El Señor cuando dice lo de llevar la cruz, incorpora inmediatamente un posesivo, queriendo decir que cada uno tiene la suya, su atillo de problemas, su historial de desdichas. Nadie camina toda su vida sobre una superficie llana recogiendo rosas. Conozco adolescencias muy desafortunadas en las que se incrustó una piedra dolorosa que la madurez aún lleva consigo. Leo estos días otro libro de Rachel Cusk, una escritora canadiense que lo es de verdad. En Tránsito relata una breve historia espeluznante que no me quito de encima. Una madre lleva a su hijo pequeño al zoo infantil de su ciudad. En un momento dado, él se fija en un caballo que está parado en el barro, mirándole más allá de un cercado. El caballo se deja tocar sin apartarse. La madre, que se había alejado, vuelve a la posición de su hijo y suelta un grito por la herida en el ojo que tiene el caballo. ¿Se la has hecho tú?, ¿se la has hecho tú?, le pregunta muy enfadada. Él está demasiado alterado como para rebatir la acusación de su madre pero, mientras pasan los segundos, también él duda cada vez más de su inocencia. El niño vuelve a casa con un estado de ansiedad cada vez mayor. Hasta aquí el relato. Como se puede observar, el lector no sabe por lo escrito si el niño hizo daño o no al caballo, lo que sí descubrimos es el nacimiento de un trauma en la niñez, una cruz que la criatura portará mejor o peor cuando llegue a la madurez.

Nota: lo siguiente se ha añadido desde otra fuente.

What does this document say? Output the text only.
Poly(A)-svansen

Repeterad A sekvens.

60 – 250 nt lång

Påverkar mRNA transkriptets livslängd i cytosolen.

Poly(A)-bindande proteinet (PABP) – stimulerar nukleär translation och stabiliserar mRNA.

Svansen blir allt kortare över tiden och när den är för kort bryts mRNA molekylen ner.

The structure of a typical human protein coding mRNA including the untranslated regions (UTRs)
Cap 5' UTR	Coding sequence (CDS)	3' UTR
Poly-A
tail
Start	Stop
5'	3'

No se puede esquivar el dolor ni poner a descansar definitivamente al pasado, tampoco se puede entrar en el futuro como el político al escenario el día final de campaña. El dolor no le es esquivo a ningún nacido de mujer, porque todos pasamos por la muerte de nuestros seres más queridos, quizá él momento de dolor más grande e ineludible. He visto el rostro de muchos familiares de quienes van a morir, no hay mayor expresión de incapacidad. Nuestra muerte no es más que un desvanecimiento a las necesidades y bullas de esta vida, y el nacimiento de una sorpresa inesperada que el Señor nos ha prometido. Pero la muerte de la persona a quien amamos es la peor de las cruces, porque si vivir es amar, amar es sufrir, porque la vida del otro me importa y el desenlace de sus decisiones me tiene en un vilo. Queda excluido del dolor el psicópata que, al ser incapaz de vincularse, va por la vida sin cruzarse con la desdicha.

Por eso el Señor, que sabe de nuestras angustias, nos dice que vayamos con Él, a su paso, porque nadie sabe comer solo su propio dolor. Ayer estuve con un conocido a quien no veía desde hacía mucho tiempo. Cuando nos topamos de forma casual, me resultó difícil reconocerlo, tardé en ponerle nombre, se movía con dificultad porque ha desarrollado un problema severo de movilidad. Se debe a que ha tenido un tipo de vida extraordinariamente exigente y el cuerpo no le daba más de sí, y ha terminado por gritarle su incapacidad. Sí, el cuerpo es muy listo, debí en su momento abrirme más a Dios y mostrarme en debilidad a los amigos. Porque la vida no es cuestión de sufrir, que ya sabemos que se sufre, sino de saber elegir con quien compartimos dolor.